City looks for solutions to flooding
MONROE, Mich. (AP) — One Michigan city is reviewing potential solutions to help alleviate flooding from Lake Erie onto its streets.
Starting in spring, high winds in Monroe have raised the lake’s elevation several feet higher than normal on multiple occasions, according to Patrick Lewis, the city’s director of engineering and public safety.
Lakes Erie and Ontario in June reached their highest points since record keeping began in 1918, the U.S. Army Corps of Engineers said. Corps hydrologist Keith Kompoltowicz said three months of abnormally wet weather have kept stream flows into the Great Lakes well above average.

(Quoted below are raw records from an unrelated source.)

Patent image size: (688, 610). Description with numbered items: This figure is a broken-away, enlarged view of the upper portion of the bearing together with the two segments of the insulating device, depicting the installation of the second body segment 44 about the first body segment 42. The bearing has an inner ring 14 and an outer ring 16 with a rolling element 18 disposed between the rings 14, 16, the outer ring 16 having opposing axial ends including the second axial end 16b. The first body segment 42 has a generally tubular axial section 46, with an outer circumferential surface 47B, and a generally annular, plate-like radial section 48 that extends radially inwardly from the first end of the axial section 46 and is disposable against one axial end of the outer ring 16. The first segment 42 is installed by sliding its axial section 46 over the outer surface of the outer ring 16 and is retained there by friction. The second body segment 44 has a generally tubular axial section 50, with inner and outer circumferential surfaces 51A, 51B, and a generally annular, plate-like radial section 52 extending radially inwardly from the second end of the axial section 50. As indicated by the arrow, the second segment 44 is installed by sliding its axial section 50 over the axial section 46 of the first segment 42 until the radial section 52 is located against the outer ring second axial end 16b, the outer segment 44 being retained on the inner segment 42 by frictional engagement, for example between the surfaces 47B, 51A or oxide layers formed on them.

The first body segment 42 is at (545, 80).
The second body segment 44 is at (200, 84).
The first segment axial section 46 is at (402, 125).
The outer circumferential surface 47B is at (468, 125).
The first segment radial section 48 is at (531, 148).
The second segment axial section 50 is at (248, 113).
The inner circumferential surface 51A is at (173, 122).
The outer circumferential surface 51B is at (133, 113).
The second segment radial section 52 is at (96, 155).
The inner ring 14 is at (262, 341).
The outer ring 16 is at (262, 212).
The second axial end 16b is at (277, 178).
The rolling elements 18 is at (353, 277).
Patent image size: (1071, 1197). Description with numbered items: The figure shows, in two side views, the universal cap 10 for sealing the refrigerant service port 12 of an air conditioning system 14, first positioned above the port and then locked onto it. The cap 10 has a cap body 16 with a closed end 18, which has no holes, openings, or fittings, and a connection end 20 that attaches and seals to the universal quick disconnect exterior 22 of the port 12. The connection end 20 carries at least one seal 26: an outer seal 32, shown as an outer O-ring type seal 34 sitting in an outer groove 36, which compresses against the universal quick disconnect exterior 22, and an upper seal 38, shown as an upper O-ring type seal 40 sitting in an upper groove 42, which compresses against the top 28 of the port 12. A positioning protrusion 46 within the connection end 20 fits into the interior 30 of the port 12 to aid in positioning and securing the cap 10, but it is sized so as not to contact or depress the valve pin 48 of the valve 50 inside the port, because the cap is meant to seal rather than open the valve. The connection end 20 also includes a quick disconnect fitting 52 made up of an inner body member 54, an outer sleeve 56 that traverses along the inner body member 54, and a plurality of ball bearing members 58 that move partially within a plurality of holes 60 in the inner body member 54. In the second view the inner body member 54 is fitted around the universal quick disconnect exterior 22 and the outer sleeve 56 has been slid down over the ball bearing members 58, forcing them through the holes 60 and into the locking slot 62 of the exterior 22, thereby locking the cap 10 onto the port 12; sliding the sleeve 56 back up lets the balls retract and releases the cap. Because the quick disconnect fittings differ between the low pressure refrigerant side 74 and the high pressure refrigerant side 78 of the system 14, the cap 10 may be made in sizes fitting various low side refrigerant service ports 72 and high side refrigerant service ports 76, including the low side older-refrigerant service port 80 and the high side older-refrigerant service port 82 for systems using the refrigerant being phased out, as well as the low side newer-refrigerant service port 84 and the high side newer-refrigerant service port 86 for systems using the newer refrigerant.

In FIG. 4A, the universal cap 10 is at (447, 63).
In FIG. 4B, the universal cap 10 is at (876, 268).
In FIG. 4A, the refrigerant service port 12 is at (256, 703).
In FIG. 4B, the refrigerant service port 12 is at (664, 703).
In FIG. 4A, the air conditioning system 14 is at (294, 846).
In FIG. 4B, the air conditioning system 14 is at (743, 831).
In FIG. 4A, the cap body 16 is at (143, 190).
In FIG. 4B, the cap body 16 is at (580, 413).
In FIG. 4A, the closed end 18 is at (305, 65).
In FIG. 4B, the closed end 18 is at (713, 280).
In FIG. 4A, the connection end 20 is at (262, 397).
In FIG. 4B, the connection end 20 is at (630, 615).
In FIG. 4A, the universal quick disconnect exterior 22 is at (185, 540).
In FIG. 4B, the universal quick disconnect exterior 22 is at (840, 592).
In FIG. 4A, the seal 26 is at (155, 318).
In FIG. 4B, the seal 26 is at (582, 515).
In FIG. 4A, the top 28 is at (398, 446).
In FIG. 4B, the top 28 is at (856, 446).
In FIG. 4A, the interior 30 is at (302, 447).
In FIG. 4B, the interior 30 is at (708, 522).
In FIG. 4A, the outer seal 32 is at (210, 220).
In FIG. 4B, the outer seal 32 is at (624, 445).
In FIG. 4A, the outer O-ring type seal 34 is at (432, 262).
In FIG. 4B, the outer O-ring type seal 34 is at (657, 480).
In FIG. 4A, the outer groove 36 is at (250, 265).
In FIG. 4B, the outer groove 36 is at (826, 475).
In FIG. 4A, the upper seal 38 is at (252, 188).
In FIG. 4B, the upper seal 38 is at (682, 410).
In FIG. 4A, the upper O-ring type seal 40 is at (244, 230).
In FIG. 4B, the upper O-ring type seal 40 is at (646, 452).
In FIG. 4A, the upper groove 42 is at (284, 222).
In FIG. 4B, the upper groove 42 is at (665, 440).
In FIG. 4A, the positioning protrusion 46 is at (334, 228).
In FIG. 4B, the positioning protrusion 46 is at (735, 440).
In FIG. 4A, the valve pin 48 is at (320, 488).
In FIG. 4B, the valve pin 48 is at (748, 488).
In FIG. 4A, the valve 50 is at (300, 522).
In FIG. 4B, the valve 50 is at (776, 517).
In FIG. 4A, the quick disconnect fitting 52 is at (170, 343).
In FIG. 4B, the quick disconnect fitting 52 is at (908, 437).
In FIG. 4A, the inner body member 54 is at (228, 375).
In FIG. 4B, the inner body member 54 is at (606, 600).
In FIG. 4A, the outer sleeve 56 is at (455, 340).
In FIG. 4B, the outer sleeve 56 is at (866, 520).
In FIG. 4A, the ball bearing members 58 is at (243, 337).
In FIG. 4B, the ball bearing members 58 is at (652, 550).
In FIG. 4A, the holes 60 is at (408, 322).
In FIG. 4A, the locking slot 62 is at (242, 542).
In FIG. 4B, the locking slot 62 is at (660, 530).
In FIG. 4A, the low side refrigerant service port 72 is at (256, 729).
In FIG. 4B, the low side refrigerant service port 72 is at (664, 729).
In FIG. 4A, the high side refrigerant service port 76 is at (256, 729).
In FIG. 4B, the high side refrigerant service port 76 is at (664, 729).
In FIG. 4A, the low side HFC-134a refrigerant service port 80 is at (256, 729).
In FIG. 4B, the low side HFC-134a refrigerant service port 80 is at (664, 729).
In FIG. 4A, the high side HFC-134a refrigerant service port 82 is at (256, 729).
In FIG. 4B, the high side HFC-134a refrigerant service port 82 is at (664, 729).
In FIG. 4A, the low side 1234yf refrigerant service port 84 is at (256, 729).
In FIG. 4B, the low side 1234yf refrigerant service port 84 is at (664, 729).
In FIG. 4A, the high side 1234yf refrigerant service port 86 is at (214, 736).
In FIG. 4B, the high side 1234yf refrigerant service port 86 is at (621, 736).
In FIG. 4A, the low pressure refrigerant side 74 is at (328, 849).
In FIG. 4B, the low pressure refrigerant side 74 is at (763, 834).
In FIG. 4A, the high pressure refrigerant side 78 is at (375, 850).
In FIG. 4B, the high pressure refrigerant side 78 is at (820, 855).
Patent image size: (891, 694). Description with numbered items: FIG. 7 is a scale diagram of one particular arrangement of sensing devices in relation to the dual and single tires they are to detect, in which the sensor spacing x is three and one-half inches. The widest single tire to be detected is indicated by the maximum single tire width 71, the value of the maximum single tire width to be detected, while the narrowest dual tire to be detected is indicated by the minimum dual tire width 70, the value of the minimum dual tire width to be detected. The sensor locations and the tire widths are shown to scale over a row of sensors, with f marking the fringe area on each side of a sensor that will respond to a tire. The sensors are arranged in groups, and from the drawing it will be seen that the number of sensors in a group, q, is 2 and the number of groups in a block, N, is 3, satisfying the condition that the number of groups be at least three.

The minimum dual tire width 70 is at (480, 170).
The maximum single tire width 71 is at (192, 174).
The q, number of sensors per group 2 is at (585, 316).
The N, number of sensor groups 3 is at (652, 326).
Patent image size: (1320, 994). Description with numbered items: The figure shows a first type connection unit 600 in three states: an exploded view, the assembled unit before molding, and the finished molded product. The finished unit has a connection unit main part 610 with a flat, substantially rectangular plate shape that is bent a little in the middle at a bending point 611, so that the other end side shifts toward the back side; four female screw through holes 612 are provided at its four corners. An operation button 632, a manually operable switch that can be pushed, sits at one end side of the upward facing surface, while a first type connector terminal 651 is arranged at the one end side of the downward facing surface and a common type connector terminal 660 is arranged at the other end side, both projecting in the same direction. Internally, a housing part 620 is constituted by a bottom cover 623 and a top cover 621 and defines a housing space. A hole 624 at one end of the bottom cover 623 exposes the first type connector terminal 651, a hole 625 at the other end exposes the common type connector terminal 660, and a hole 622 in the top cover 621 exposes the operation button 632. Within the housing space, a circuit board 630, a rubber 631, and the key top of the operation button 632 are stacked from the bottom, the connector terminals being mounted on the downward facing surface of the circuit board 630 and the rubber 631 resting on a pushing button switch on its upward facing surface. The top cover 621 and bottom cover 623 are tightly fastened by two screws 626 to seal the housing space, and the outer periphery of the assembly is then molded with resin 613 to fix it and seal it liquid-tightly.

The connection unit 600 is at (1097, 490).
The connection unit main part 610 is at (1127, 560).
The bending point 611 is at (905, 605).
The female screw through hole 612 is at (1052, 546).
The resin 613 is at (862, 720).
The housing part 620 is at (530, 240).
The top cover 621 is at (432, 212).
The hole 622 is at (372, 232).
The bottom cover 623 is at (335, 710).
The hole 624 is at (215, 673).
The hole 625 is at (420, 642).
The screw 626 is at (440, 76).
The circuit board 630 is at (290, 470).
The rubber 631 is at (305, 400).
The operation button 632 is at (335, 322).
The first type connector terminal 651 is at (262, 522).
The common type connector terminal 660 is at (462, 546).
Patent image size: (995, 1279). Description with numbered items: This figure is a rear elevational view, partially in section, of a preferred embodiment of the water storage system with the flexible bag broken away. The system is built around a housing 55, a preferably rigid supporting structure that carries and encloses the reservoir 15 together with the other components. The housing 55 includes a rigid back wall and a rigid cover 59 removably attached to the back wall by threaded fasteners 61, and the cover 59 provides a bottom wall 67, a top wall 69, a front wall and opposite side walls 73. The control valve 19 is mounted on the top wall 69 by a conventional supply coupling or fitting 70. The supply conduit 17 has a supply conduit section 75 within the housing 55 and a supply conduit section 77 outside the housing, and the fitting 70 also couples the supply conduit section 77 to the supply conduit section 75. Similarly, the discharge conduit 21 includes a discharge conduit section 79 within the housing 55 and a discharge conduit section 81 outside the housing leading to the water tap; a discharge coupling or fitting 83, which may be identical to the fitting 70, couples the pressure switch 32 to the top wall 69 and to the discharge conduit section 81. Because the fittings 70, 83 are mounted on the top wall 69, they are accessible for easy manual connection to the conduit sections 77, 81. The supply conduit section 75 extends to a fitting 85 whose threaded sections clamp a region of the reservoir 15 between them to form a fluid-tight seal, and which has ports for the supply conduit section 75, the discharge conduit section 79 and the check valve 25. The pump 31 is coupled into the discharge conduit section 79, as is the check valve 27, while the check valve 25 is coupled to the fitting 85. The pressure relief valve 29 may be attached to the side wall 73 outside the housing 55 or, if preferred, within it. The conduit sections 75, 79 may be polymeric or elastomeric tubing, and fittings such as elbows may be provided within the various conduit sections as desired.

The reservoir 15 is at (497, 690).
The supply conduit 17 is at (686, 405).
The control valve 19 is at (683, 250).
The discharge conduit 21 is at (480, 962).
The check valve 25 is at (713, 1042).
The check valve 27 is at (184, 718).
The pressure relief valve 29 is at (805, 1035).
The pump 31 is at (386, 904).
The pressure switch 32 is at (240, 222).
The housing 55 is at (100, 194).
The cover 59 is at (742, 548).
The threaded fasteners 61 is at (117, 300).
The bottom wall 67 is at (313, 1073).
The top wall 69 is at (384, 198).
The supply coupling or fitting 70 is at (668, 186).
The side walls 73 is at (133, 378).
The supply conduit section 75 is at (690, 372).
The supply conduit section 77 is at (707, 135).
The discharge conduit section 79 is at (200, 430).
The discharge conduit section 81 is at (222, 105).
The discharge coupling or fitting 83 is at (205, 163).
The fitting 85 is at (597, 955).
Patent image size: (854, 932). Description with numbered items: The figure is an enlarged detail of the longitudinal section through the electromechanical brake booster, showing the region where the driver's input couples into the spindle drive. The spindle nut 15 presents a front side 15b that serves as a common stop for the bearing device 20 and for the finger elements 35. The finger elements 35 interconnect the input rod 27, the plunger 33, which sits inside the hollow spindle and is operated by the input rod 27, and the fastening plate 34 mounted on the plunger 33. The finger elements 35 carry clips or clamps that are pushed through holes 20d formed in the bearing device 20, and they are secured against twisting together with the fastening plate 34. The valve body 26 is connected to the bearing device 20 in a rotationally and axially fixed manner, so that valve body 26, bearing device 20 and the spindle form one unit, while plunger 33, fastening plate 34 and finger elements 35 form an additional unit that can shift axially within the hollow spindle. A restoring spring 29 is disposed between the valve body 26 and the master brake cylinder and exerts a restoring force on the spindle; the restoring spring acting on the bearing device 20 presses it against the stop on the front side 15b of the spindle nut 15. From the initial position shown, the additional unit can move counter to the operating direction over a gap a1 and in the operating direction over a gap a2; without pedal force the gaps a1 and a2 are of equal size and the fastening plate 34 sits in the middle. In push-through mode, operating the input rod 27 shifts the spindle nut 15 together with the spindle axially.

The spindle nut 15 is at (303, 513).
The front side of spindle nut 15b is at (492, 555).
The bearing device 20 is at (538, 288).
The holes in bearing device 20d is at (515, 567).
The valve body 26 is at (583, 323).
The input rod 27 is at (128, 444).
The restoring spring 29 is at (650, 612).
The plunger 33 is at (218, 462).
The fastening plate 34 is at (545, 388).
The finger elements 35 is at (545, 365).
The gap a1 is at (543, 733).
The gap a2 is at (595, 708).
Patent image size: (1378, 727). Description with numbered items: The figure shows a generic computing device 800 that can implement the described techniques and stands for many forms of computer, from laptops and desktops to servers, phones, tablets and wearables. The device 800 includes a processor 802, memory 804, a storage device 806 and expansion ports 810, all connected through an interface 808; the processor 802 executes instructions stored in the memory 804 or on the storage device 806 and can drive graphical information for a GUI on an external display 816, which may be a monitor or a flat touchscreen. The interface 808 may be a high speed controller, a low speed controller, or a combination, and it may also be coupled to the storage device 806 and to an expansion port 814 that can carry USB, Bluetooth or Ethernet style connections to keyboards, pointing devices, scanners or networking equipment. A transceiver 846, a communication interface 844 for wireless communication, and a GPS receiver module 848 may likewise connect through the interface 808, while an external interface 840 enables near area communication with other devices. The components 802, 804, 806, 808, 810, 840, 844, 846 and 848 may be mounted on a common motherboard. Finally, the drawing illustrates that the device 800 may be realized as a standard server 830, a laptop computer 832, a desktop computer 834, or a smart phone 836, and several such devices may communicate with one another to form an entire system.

Lewis noted that street flooding has been limited due to still backwaters from River Raisin and Plum Creek Bay. Though he said the city is lucky because wave action could have caused significant damage to homes and structures along the shoreline.
Some residents, meanwhile, are still experiencing flooding.
“The standing water elevation of the lake is at present higher than a number of roadway catch basin rims, resulting in constant standing water,” Lewis told the Monroe News. “This is expected to be the case for at least the next few months, according to the U.S. Army Corps of Engineers.”
Parts of Interstate 75 that run through the city are seeing flooding and street closures, Lewis said.